Grocery Outlet to Close Dozens of Stores Citing Poor Performance

Jason Potter, president and CEO of Grocery Outlet Holding Corp., announced the closure of 36 underperforming Grocery Outlet stores and unveiled a new plan to increase operational profitability.

Upon presenting the company’s fourth-quarter and fiscal-year 2025 financial results, Potter outlined the strategic plan to improve operational efficiency, increase profitability, and strengthen cash flow generation.

The executive said the company aims to deliver clearer value to customers and optimize the in-store experience, while adjusting its store network for future growth.

36 Underperforming Stores to Close

The Optimization Plan calls for the closure of 36 financially underperforming stores across Grocery Outlet’s 16-state footprint.

The plan includes terminating or subleasing store leases and distribution center facilities no longer in use. The company will also end agreements with independent operators for affected locations.

The company expects to substantially complete these closures during fiscal 2026. As part of the plan, Grocery Outlet recorded $110 million in non-cash impairment charges on long-lived assets associated with the stores. The company estimates restructuring costs of $14 million to $25 million this fiscal year, including lease termination fees and bad-debt expenses.

Related Article: U.S. Grocery Store Closures Set to Reshape 2026

Financial Results Show Urgent Need for Optimization

Grocery Outlet’s fourth-quarter fiscal 2025 net sales increased 10.7% to $1.22 billion, including $82.4 million from an extra 53rd week. However, comparable store sales declined 0.8% over 13 weeks.

The decline reflected a 1.7% drop in average transaction size, partially offset by a 0.9% increase in the number of transactions.

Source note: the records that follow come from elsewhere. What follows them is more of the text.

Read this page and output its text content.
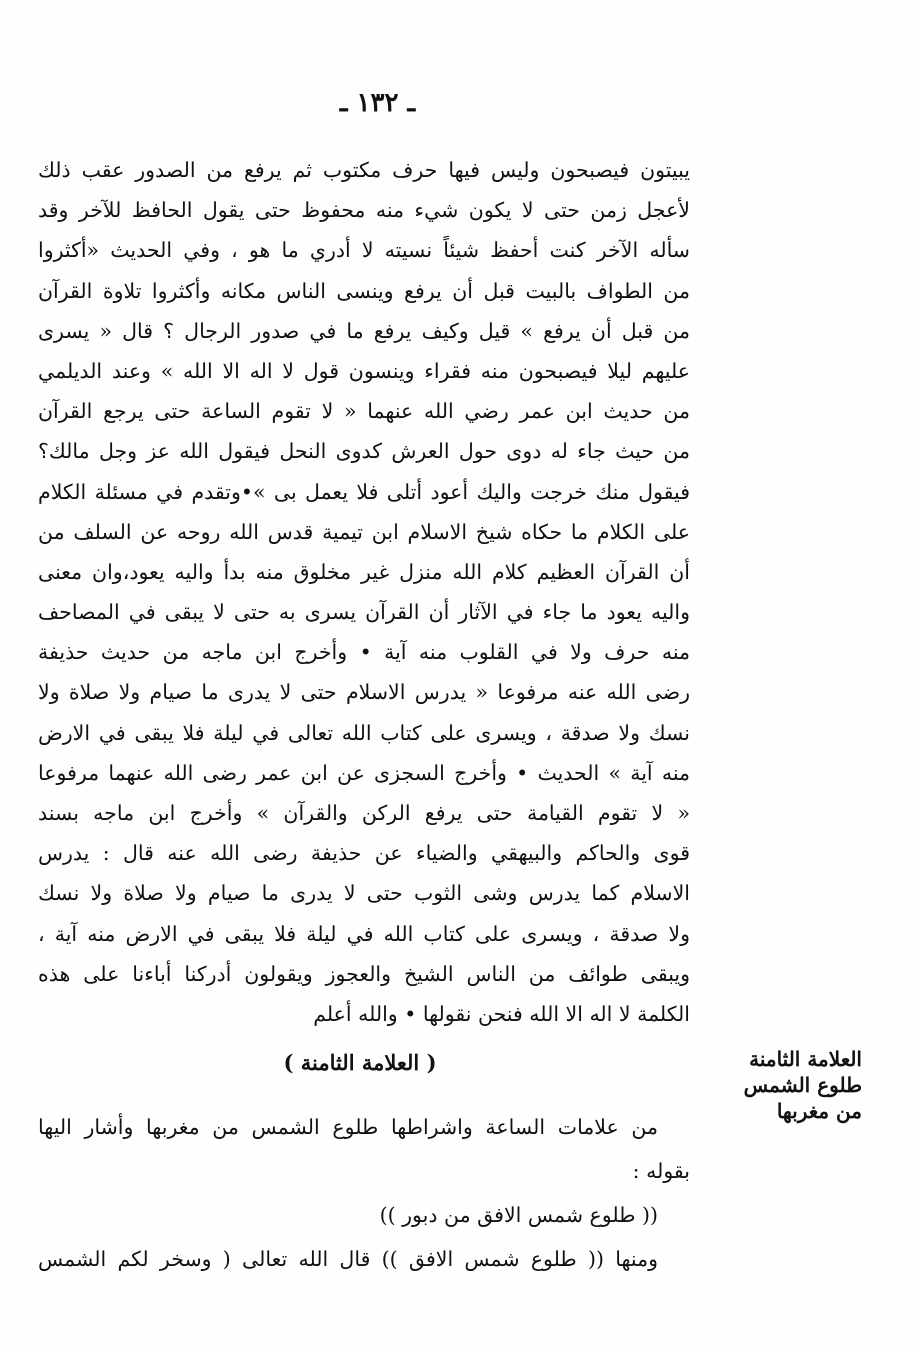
ـ ١٣٢ ـ
يبيتون فيصبحون وليس فيها حرف مكتوب ثم يرفع من الصدور عقب ذلك
لأعجل زمن حتى لا يكون شيء منه محفوظ حتى يقول الحافظ للآخر وقد
سأله الآخر كنت أحفظ شيئاً نسيته لا أدري ما هو ، وفي الحديث «أكثروا
من الطواف بالبيت قبل أن يرفع وينسى الناس مكانه وأكثروا تلاوة القرآن
من قبل أن يرفع » قيل وكيف يرفع ما في صدور الرجال ؟ قال « يسرى
عليهم ليلا فيصبحون منه فقراء وينسون قول لا اله الا الله » وعند الديلمي
من حديث ابن عمر رضي الله عنهما « لا تقوم الساعة حتى يرجع القرآن
من حيث جاء له دوى حول العرش كدوى النحل فيقول الله عز وجل مالك؟
فيقول منك خرجت واليك أعود أتلى فلا يعمل بى »•وتقدم في مسئلة الكلام
على الكلام ما حكاه شيخ الاسلام ابن تيمية قدس الله روحه عن السلف من
أن القرآن العظيم كلام الله منزل غير مخلوق منه بدأ واليه يعود،وان معنى
واليه يعود ما جاء في الآثار أن القرآن يسرى به حتى لا يبقى في المصاحف
منه حرف ولا في القلوب منه آية • وأخرج ابن ماجه من حديث حذيفة
رضى الله عنه مرفوعا « يدرس الاسلام حتى لا يدرى ما صيام ولا صلاة ولا
نسك ولا صدقة ، ويسرى على كتاب الله تعالى في ليلة فلا يبقى في الارض
منه آية » الحديث • وأخرج السجزى عن ابن عمر رضى الله عنهما مرفوعا
« لا تقوم القيامة حتى يرفع الركن والقرآن » وأخرج ابن ماجه بسند
قوى والحاكم والبيهقي والضياء عن حذيفة رضى الله عنه قال : يدرس
الاسلام كما يدرس وشى الثوب حتى لا يدرى ما صيام ولا صلاة ولا نسك
ولا صدقة ، ويسرى على كتاب الله في ليلة فلا يبقى في الارض منه آية ،
ويبقى طوائف من الناس الشيخ والعجوز ويقولون أدركنا أباءنا على هذه
الكلمة لا اله الا الله فنحن نقولها • والله أعلم
( العلامة الثامنة )	العلامة الثامنة
طلوع الشمس
من مغربها
من علامات الساعة واشراطها طلوع الشمس من مغربها وأشار اليها
بقوله :
(( طلوع شمس الافق من دبور ))
ومنها (( طلوع شمس الافق )) قال الله تعالى ( وسخر لكم الشمس
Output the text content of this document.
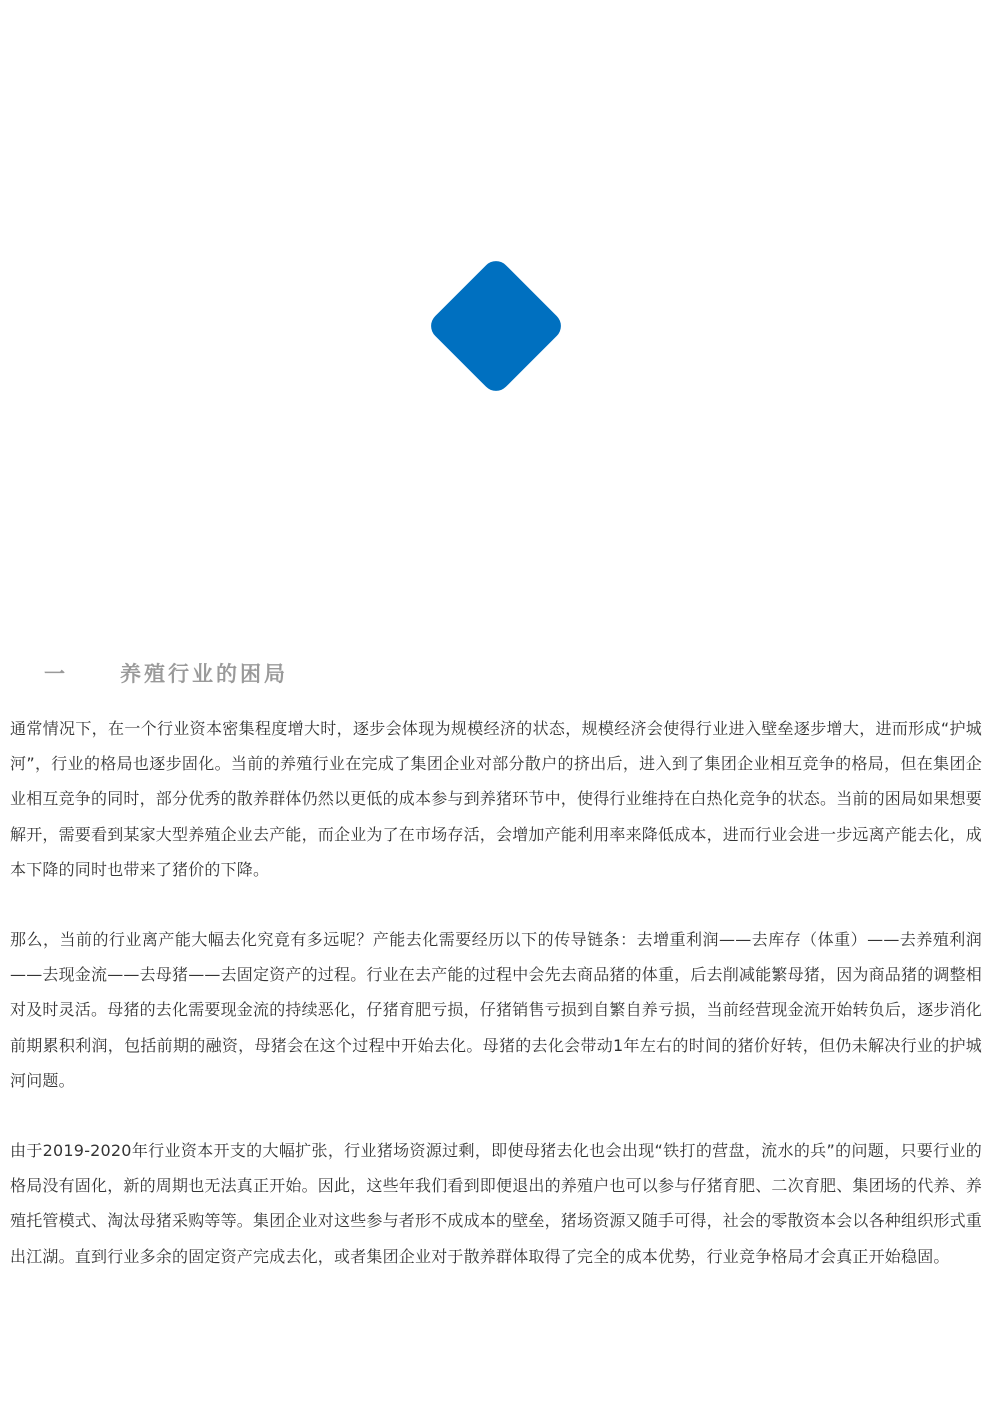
一	养殖行业的困局

通常情况下，在一个行业资本密集程度增大时，逐步会体现为规模经济的状态，规模经济会使得行业进入壁垒逐步增大，进而形成“护城河”，行业的格局也逐步固化。当前的养殖行业在完成了集团企业对部分散户的挤出后，进入到了集团企业相互竞争的格局，但在集团企业相互竞争的同时，部分优秀的散养群体仍然以更低的成本参与到养猪环节中，使得行业维持在白热化竞争的状态。当前的困局如果想要解开，需要看到某家大型养殖企业去产能，而企业为了在市场存活，会增加产能利用率来降低成本，进而行业会进一步远离产能去化，成本下降的同时也带来了猪价的下降。

那么，当前的行业离产能大幅去化究竟有多远呢？产能去化需要经历以下的传导链条：去增重利润——去库存（体重）——去养殖利润——去现金流——去母猪——去固定资产的过程。行业在去产能的过程中会先去商品猪的体重，后去削减能繁母猪，因为商品猪的调整相对及时灵活。母猪的去化需要现金流的持续恶化，仔猪育肥亏损，仔猪销售亏损到自繁自养亏损，当前经营现金流开始转负后，逐步消化前期累积利润，包括前期的融资，母猪会在这个过程中开始去化。母猪的去化会带动1年左右的时间的猪价好转，但仍未解决行业的护城河问题。

由于2019-2020年行业资本开支的大幅扩张，行业猪场资源过剩，即使母猪去化也会出现“铁打的营盘，流水的兵”的问题，只要行业的格局没有固化，新的周期也无法真正开始。因此，这些年我们看到即便退出的养殖户也可以参与仔猪育肥、二次育肥、集团场的代养、养殖托管模式、淘汰母猪采购等等。集团企业对这些参与者形不成成本的壁垒，猪场资源又随手可得，社会的零散资本会以各种组织形式重出江湖。直到行业多余的固定资产完成去化，或者集团企业对于散养群体取得了完全的成本优势，行业竞争格局才会真正开始稳固。
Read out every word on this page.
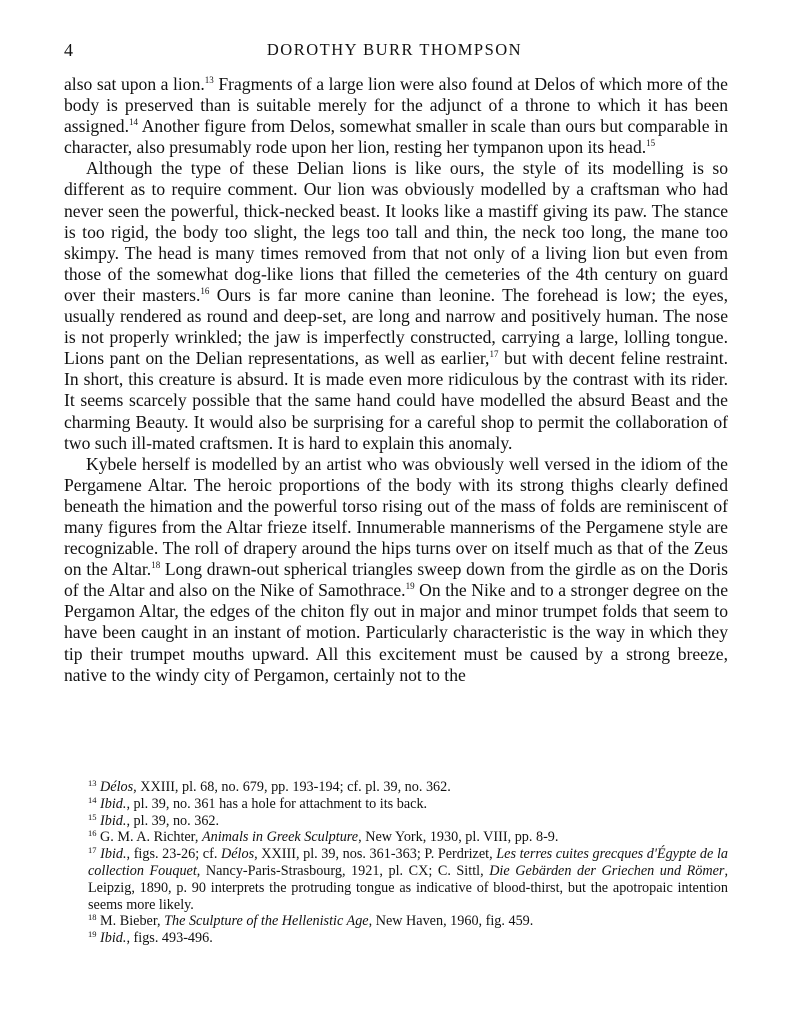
4	DOROTHY BURR THOMPSON

also sat upon a lion.$^{13}$ Fragments of a large lion were also found at Delos of which more of the body is preserved than is suitable merely for the adjunct of a throne to which it has been assigned.$^{14}$ Another figure from Delos, somewhat smaller in scale than ours but comparable in character, also presumably rode upon her lion, resting her tympanon upon its head.$^{15}$

Although the type of these Delian lions is like ours, the style of its modelling is so different as to require comment. Our lion was obviously modelled by a craftsman who had never seen the powerful, thick-necked beast. It looks like a mastiff giving its paw. The stance is too rigid, the body too slight, the legs too tall and thin, the neck too long, the mane too skimpy. The head is many times removed from that not only of a living lion but even from those of the somewhat dog-like lions that filled the cemeteries of the 4th century on guard over their masters.$^{16}$ Ours is far more canine than leonine. The forehead is low; the eyes, usually rendered as round and deep-set, are long and narrow and positively human. The nose is not properly wrinkled; the jaw is imperfectly constructed, carrying a large, lolling tongue. Lions pant on the Delian representations, as well as earlier,$^{17}$ but with decent feline restraint. In short, this creature is absurd. It is made even more ridiculous by the contrast with its rider. It seems scarcely possible that the same hand could have modelled the absurd Beast and the charming Beauty. It would also be surprising for a careful shop to permit the collaboration of two such ill-mated craftsmen. It is hard to explain this anomaly.

Kybele herself is modelled by an artist who was obviously well versed in the idiom of the Pergamene Altar. The heroic proportions of the body with its strong thighs clearly defined beneath the himation and the powerful torso rising out of the mass of folds are reminiscent of many figures from the Altar frieze itself. Innumerable mannerisms of the Pergamene style are recognizable. The roll of drapery around the hips turns over on itself much as that of the Zeus on the Altar.$^{18}$ Long drawn-out spherical triangles sweep down from the girdle as on the Doris of the Altar and also on the Nike of Samothrace.$^{19}$ On the Nike and to a stronger degree on the Pergamon Altar, the edges of the chiton fly out in major and minor trumpet folds that seem to have been caught in an instant of motion. Particularly characteristic is the way in which they tip their trumpet mouths upward. All this excitement must be caused by a strong breeze, native to the windy city of Pergamon, certainly not to the

$^{13}$ Délos, XXIII, pl. 68, no. 679, pp. 193-194; cf. pl. 39, no. 362.

$^{14}$ Ibid., pl. 39, no. 361 has a hole for attachment to its back.

$^{15}$ Ibid., pl. 39, no. 362.

$^{16}$ G. M. A. Richter, Animals in Greek Sculpture, New York, 1930, pl. VIII, pp. 8-9.

$^{17}$ Ibid., figs. 23-26; cf. Délos, XXIII, pl. 39, nos. 361-363; P. Perdrizet, Les terres cuites grecques d'Égypte de la collection Fouquet, Nancy-Paris-Strasbourg, 1921, pl. CX; C. Sittl, Die Gebärden der Griechen und Römer, Leipzig, 1890, p. 90 interprets the protruding tongue as indicative of blood-thirst, but the apotropaic intention seems more likely.

$^{18}$ M. Bieber, The Sculpture of the Hellenistic Age, New Haven, 1960, fig. 459.

$^{19}$ Ibid., figs. 493-496.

The company reported an operating loss of $234.8 million, including $110.2 million in non-cash impairments of long-lived assets and $149.0 million in goodwill impairments. Net loss totaled $218.2 million, or $(2.22) per diluted share, compared with net income of $2.3 million last year. Adjusted net income rose 28.8% to $18.7 million, while adjusted EBITDA reached $68 million, or 5.6% of net sales.

Fiscal 2025 full-year results reflected $4.69 billion in net sales, up 7.3% from 2024, and a 0.5% increase in comparable store sales.

Despite growth in sales, Grocery Outlet posted a net loss of $224.9 million, or $(2.30) per share, citing $149 million in goodwill impairment and restructuring charges.

Focus on Operational Efficiency and Cash Flow

The Optimization Plan is part of a broader effort to improve Grocery Outlet’s operating model. Potter emphasized initiatives, including advancing store refresh programs, restoring value perception, and reshaping new store growth strategies.

Cash flow improved significantly during fiscal 2025, with $222.1 million in net cash provided by operating activities, up from $112 million the previous year. Capital expenditures totaled $220.3 million, reflecting new store openings and supply chain investments.

The company expects that inventory markdowns during store closures will reduce fiscal 2026 gross profit by $4 million to $6 million. Yet, the plan aims to increase long-term returns on capital and strengthen the overall store network.

Outlook and Growth Plans

Looking ahead, Grocery Outlet projects opening 30 to 33 new stores in fiscal 2026. Net sales are expected between $4.60 billion and $4.72 billion, with comparable store sales remaining flat or declining slightly. Gross margin should range from 29.7% to 30.0%, while adjusted EBITDA is projected at $220 million to $235 million. Diluted adjusted earnings per share are estimated between $0.45 and $0.55.

Potter concluded, “We have identified the core challenges, and now we have the right plans and the right team to execute them. These Grocery Outlet store closures are a difficult but necessary step toward long-term growth and profitability.”